I was so far down in the pit that I thought I no longer deserved to be happy. What kind of woman greets motherhood with depression rather than joy?
I convinced myself that kind of mother isn’t worthy of spending even more time focusing on herself. I equated self care or carving out any dedicated time for therapy with selfishness. I often dismissed my own needs as not worth the trouble when I clearly had a crying baby in my arms who needed me more.
PPD can really mess with a new mother’s self-esteem and ability to stand up for what she needs.
So you can see I still hate talk therapy, but it’s also not all therapy’s fault.
There’s enough blame to go around.
Regardless, I still need to find a way to process my thoughts and emotions. The tool of therapy itself doesn’t jive with me. So it’s about time I find something that was more my style. Something that has the benefits of therapy but without all the baggage.

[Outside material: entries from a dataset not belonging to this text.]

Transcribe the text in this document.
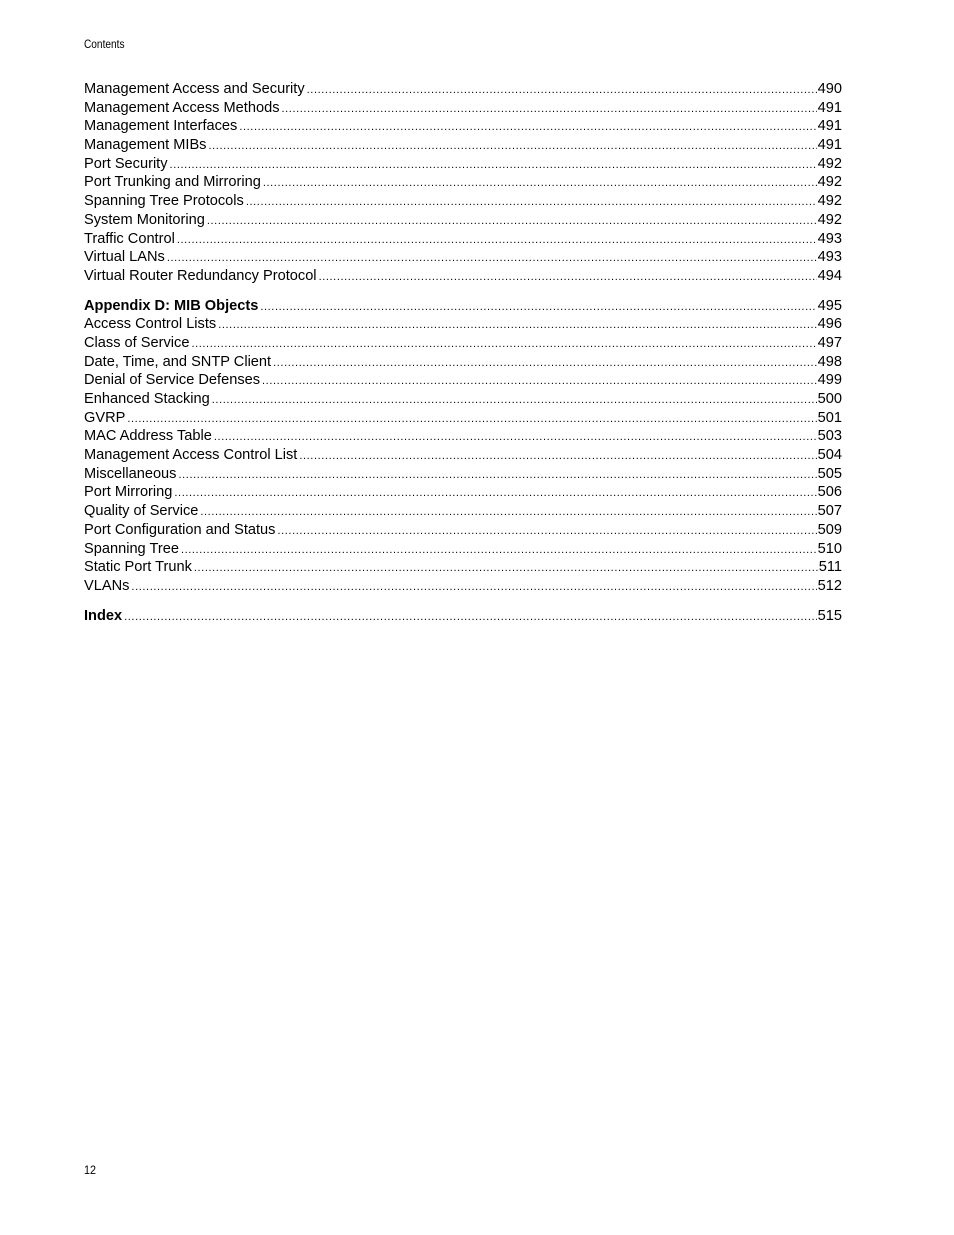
Contents
Management Access and Security .....	490
Management Access Methods .....	491
Management Interfaces .....	491
Management MIBs .....	491
Port Security .....	492
Port Trunking and Mirroring .....	492
Spanning Tree Protocols .....	492
System Monitoring .....	492
Traffic Control .....	493
Virtual LANs .....	493
Virtual Router Redundancy Protocol .....	494
Appendix D: MIB Objects .....	495
Access Control Lists .....	496
Class of Service .....	497
Date, Time, and SNTP Client .....	498
Denial of Service Defenses .....	499
Enhanced Stacking .....	500
GVRP .....	501
MAC Address Table .....	503
Management Access Control List .....	504
Miscellaneous .....	505
Port Mirroring .....	506
Quality of Service .....	507
Port Configuration and Status .....	509
Spanning Tree .....	510
Static Port Trunk .....	511
VLANs .....	512
Index .....	515
12
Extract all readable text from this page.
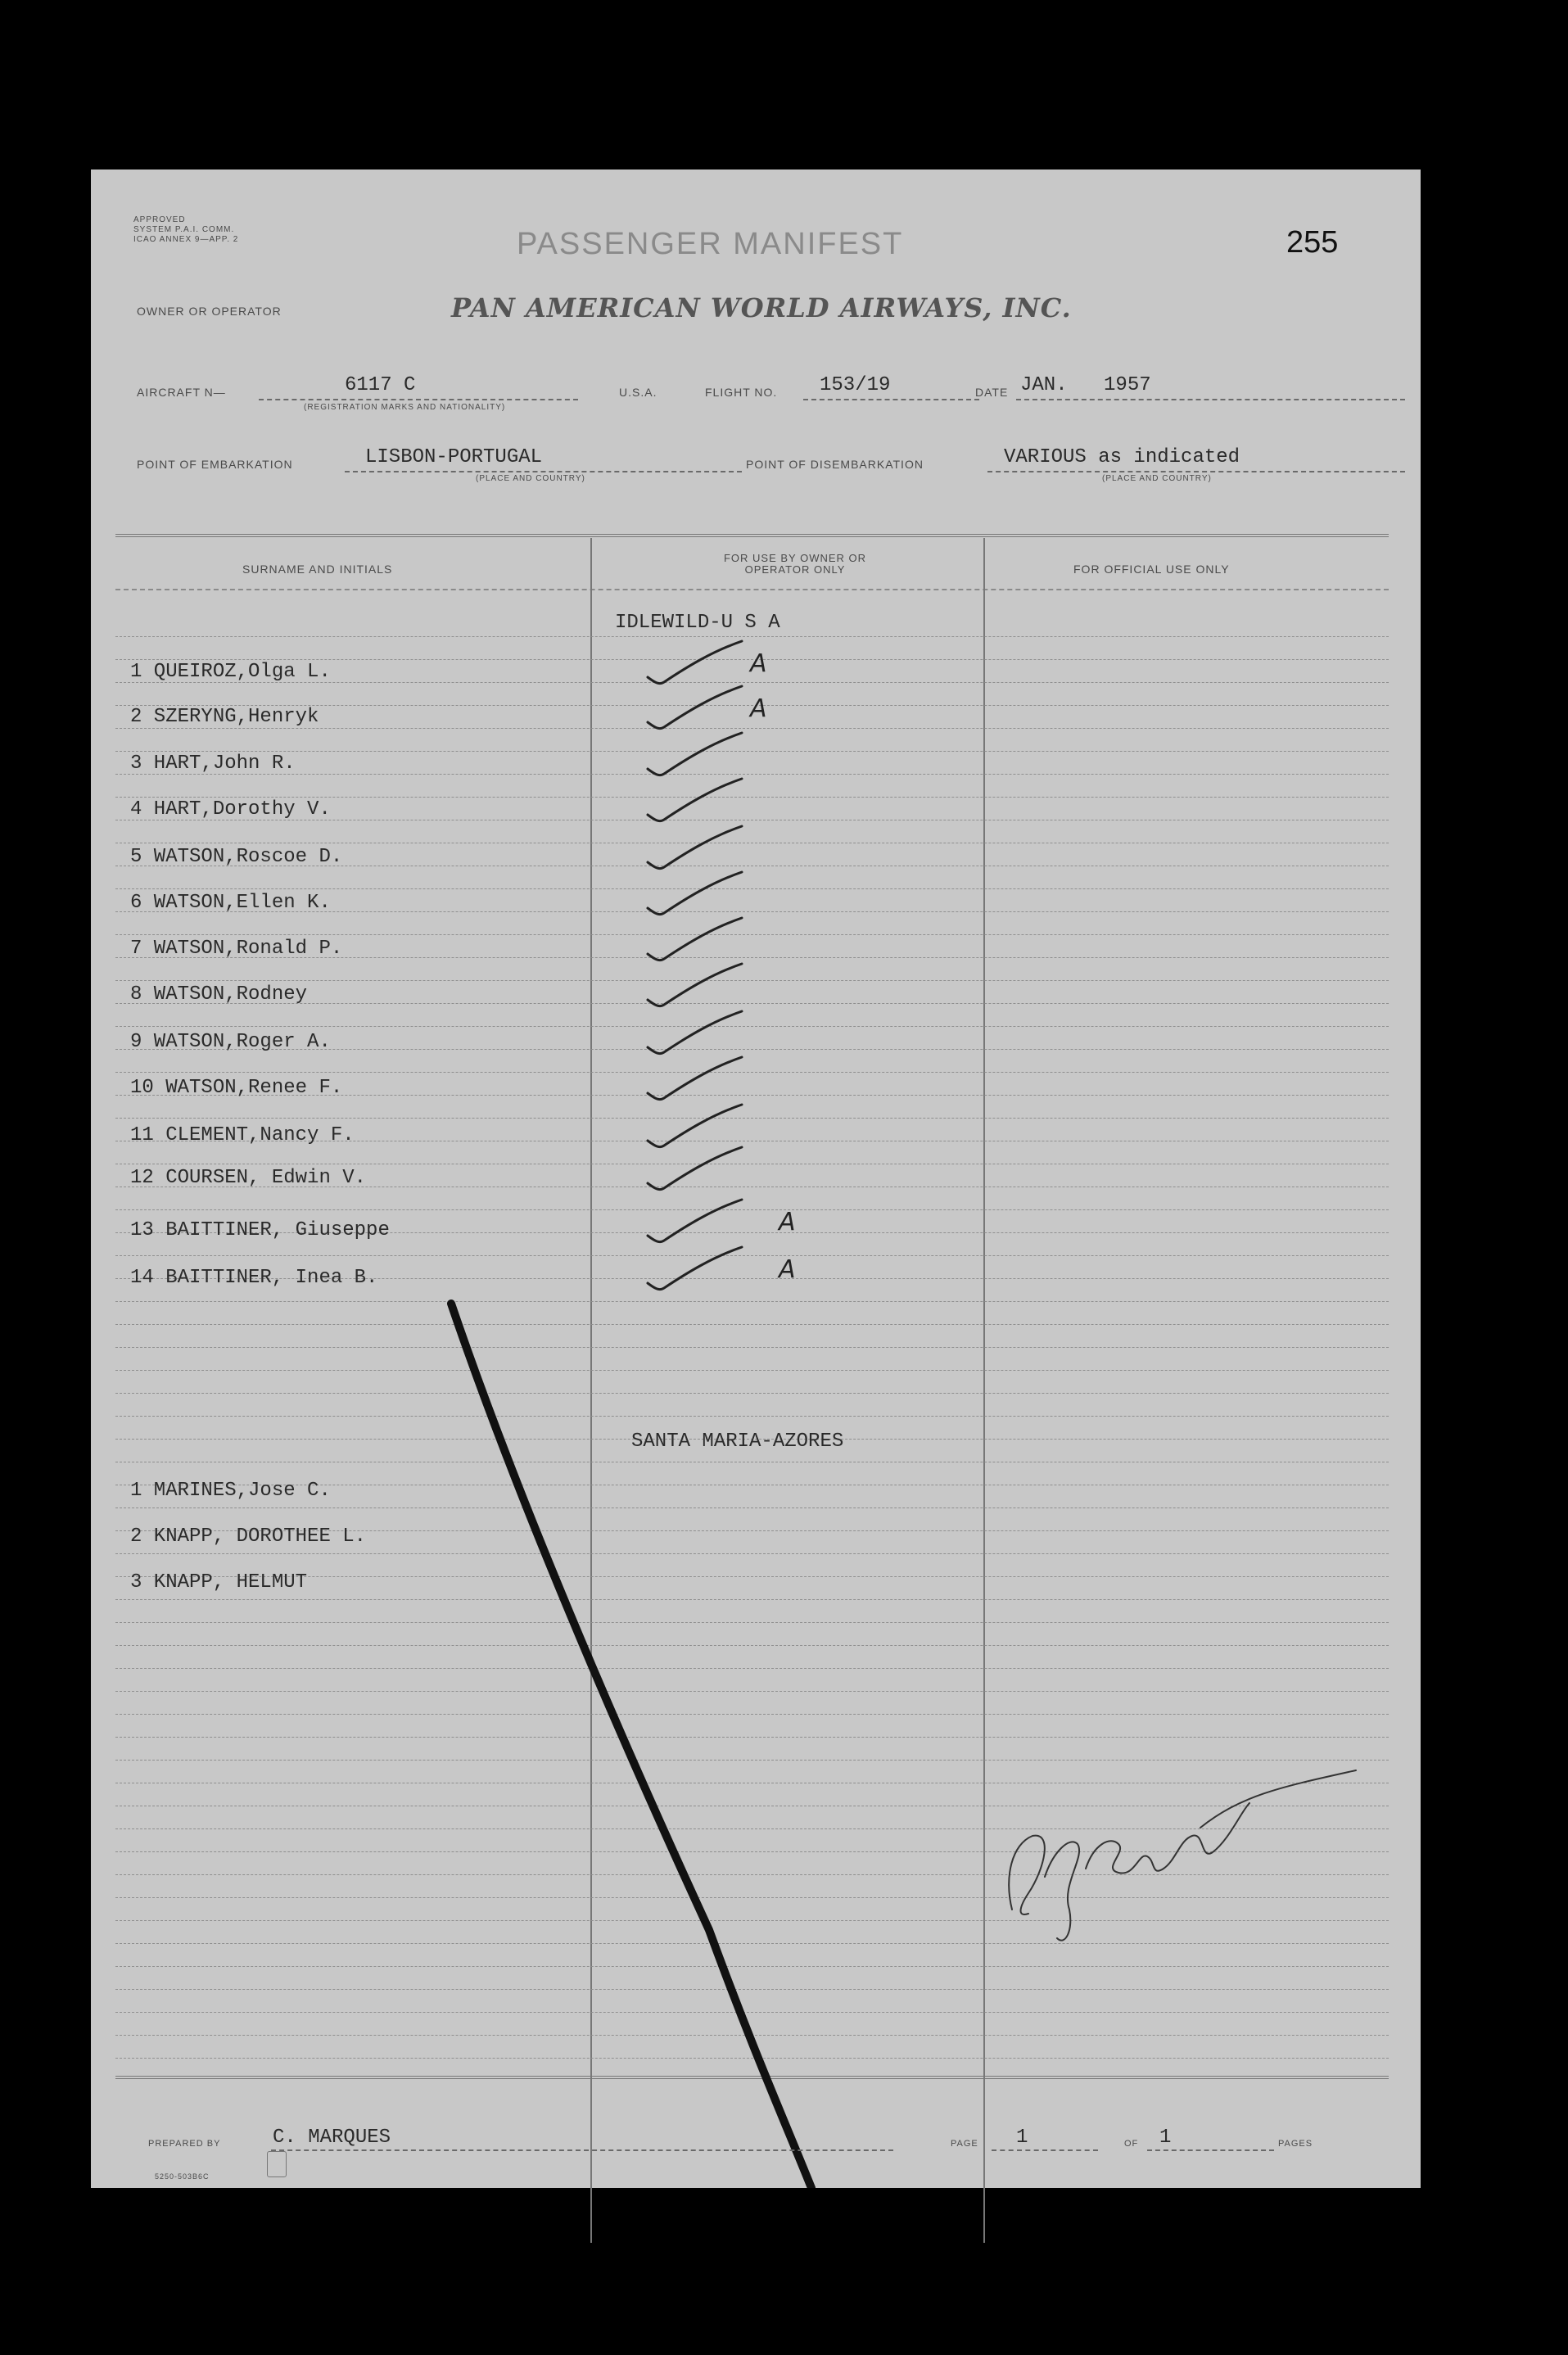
APPROVED
SYSTEM P.A.I. COMM.
ICAO ANNEX 9—APP. 2	PASSENGER MANIFEST	255
OWNER OR OPERATOR	PAN AMERICAN WORLD AIRWAYS, INC.
AIRCRAFT N—	6117 C
(REGISTRATION MARKS AND NATIONALITY)
U.S.A.	FLIGHT NO. 153/19	DATE JAN. 1957
POINT OF EMBARKATION	LISBON-PORTUGAL
(PLACE AND COUNTRY)
POINT OF DISEMBARKATION	VARIOUS as indicated
(PLACE AND COUNTRY)
SURNAME AND INITIALS
FOR USE BY OWNER OR OPERATOR ONLY	FOR OFFICIAL USE ONLY
IDLEWILD-U S A
1 QUEIROZ,Olga L.	A
2 SZERYNG,Henryk	A
3 HART,John R.
4 HART,Dorothy V.
5 WATSON,Roscoe D.
6 WATSON,Ellen K.
7 WATSON,Ronald P.
8 WATSON,Rodney
9 WATSON,Roger A.
10 WATSON,Renee F.
11 CLEMENT,Nancy F.
12 COURSEN, Edwin V.
13 BAITTINER, Giuseppe	A
14 BAITTINER, Inea B.	A
SANTA MARIA-AZORES
1 MARINES,Jose C.
2 KNAPP, DOROTHEE L.
3 KNAPP, HELMUT
PREPARED BY	C. MARQUES	PAGE 1	OF 1	PAGES
5250-503B6C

I returned to that same annoying piece of advice everyone has repeatedly told me.
“You just need to find the right fit.”
So you name it, I tried it. I investigated all kinds of alternatives to therapy.
Self-help books. Life coaching. Mom support groups. Ted Talks. Podcasts. Bullet journaling. Practicing mindfulness and intentionality. Meditation. Social media purges. Seeing more friends. Seeing less friends. The infamous self care. Even investigating new religions and life philosophies.
Went a bit off the deep end trying to find what would work for me. And well, I’m still working on it.
My Latest Self-Actualization Adventure
Well, you’re reading it — right now. It’s my writing. Brain dump. Edit. Refine. Therapy on my own time — on my own terms.
My thoughts. My emotions. All here in black and white right in front of me. Still messy. Still complicated. Still terrifying. But at least this time I’m really trying.
Hopefully, this one will stick. I guess we’ll just need to wait and see.
Note to reader: This is not in any way meant to serve as justification for you to quit therapy. My strong feelings on the subject should not sway you away from the hard work you’ve been doing or from finding the help you need.
But, if you find therapy doesn’t work for you too — don’t be discouraged. There are so many alternative routes for self-reflection and introspection. Be creative. Apologies in advance for the most annoying piece of therapy advice, but — “You just need to find the right fit.”